Por supuesto, esta prédica devino en amenaza para los poderes de turno y las autoridades religiosas no dudaron en la necesidad de asesinar a quien ponía en peligro su posición (Mt. 26, 1-5; Mc., 14, 1-2; Lc. 22, 1-2; Jn. 11, 47-53). Pocos días después, Jesús yacería muerto sobre una cruz.

La historia de Jesús nos confronta con la noción hoy casi delirante de dar la vida por un ideal a todas luces imposible. Impone sobre nosotros la necedad de no claudicar para acomodarnos, asumiendo, en cambio, el precio de la lucha inquebrantable por los derechos de los últimos de la sociedad. El precio para Jesús fue la muerte, pero una muerte cuya capacidad para clamar victoria se ha desvanecido. Una muerte que se ha transformado, más bien, en un ejercicio de coherencia que da vida.

Así la interpretaron sus discípulos, en efecto. ¿Han muerto con el rabí sus promesas de un reino de justicia y de paz? Frente a la tumba vacía, llenas de temor y temblor, las seguidoras de Jesús respondieron con un “no” definitivo. Frente a su propia situación-límite, ellas optaron por decir sí a la vida y a las promesas del reino. Así comenzaría la compleja historia del cristianismo.

Hoy el Perú vive, una vez más, un momento crítico. No haríamos mal en llamarlo una situación-límite. La confianza en la clase política es mínima. Un presidente negligente ha partido, pero un Congreso resistido por la mayoría permanece sin producir confianza y nuestra endeble institucionalidad parece incapaz de enfrentar los desafíos.

En este momento de crisis, quizá no haríamos mal en dejarnos interpelar otra vez por la sobrecogedora radicalidad del mensaje de Jesús. Si hoy se celebra su resurrección, es porque sus discípulos vieron en su amor y sacrificio por lo más vulnerables algo extraordinario. Un acto de fe igualmente extraordinario los llevó a proclamar que un hombre tal no podía haber muerto.

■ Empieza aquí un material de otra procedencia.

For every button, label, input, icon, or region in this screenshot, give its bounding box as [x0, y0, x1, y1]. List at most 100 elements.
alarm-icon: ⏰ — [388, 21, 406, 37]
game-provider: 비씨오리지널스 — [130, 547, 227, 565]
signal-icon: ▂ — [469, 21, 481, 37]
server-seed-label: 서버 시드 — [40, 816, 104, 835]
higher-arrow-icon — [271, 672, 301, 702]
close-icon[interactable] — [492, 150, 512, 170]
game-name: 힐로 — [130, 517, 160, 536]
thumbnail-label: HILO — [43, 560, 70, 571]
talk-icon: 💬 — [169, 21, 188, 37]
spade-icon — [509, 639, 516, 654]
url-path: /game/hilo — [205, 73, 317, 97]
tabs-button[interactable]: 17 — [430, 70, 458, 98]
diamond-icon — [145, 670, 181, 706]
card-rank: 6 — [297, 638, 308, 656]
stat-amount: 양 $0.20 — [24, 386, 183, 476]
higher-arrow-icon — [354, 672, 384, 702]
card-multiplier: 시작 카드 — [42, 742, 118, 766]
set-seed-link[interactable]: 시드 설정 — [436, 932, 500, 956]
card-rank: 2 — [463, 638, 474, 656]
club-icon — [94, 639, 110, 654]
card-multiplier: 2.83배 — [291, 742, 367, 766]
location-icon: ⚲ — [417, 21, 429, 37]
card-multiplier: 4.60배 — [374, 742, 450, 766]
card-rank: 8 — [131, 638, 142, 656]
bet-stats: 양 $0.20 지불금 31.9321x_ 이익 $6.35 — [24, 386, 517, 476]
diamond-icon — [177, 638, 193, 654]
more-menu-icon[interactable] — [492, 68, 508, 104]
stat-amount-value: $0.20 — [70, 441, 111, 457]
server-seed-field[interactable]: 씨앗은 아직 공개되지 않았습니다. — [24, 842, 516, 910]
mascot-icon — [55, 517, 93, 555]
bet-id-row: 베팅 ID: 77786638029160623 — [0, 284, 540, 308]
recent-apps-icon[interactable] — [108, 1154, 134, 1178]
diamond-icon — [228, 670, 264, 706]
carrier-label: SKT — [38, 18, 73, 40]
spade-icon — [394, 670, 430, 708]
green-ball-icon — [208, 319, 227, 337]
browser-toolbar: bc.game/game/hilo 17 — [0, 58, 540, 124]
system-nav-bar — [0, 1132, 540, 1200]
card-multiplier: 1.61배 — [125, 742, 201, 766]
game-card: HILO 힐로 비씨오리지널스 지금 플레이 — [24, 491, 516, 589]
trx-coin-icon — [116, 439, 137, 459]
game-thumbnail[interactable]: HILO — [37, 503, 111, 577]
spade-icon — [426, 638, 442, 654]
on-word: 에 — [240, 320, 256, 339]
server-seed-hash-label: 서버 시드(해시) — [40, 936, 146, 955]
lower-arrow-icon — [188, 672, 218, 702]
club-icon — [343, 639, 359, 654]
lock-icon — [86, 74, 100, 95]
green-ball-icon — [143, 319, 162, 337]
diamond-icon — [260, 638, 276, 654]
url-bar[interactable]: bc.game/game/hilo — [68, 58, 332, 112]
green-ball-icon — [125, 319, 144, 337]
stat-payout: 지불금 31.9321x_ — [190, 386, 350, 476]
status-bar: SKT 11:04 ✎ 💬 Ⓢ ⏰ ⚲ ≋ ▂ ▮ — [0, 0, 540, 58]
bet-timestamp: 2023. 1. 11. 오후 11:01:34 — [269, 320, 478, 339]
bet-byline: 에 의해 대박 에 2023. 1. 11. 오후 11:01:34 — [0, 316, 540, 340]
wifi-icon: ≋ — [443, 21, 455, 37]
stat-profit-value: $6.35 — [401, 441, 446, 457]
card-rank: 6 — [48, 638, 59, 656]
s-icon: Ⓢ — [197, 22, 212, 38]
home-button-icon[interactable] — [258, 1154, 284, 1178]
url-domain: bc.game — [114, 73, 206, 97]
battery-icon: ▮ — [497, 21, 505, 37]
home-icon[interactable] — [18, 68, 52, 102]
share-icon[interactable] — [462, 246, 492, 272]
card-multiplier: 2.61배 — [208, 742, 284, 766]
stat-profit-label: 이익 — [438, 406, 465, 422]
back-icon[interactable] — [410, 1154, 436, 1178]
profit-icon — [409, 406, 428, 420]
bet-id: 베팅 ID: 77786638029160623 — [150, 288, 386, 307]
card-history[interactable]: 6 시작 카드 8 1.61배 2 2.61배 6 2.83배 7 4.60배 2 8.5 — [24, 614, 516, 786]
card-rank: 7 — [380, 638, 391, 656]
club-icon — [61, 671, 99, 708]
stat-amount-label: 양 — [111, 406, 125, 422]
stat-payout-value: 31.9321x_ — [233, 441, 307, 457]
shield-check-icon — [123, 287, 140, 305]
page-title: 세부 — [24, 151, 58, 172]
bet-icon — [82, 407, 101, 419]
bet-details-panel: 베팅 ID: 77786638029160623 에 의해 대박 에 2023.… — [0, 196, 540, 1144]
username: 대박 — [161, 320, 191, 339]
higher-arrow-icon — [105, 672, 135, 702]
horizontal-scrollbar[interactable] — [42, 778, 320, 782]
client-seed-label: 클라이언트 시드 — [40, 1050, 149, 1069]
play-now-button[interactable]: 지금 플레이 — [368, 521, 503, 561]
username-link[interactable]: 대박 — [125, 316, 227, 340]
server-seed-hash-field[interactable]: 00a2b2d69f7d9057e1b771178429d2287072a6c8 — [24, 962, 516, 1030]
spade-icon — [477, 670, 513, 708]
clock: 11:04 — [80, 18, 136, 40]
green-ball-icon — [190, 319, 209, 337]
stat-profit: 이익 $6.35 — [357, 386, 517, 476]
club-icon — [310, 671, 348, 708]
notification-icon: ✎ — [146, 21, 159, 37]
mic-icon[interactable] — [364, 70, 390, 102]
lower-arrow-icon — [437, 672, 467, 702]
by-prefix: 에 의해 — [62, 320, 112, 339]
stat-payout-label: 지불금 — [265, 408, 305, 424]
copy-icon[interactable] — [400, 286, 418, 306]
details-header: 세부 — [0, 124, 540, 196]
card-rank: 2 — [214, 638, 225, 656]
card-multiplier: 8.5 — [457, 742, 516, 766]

Ese hombre y su mensaje tenían que venir de Dios. Ese hombre tenía que ser Dios mismo.

De cara a nuestra propia situación-límite nacional, retomemos las urgentes preguntas sobre el modo en que hemos organizado nuestra sociedad y sobre la forma en que tal organización puede ser transformada para que imperen la justicia y la defensa de los intereses de los más vulnerables. Quizá inspirados por Jesús y por todos aquellos que han dado la vida por la causa de la justicia, busquemos la entereza necesaria para la dura batalla de vivir a la altura de los ideales de esa república hermanada por la solidaridad que aún no somos.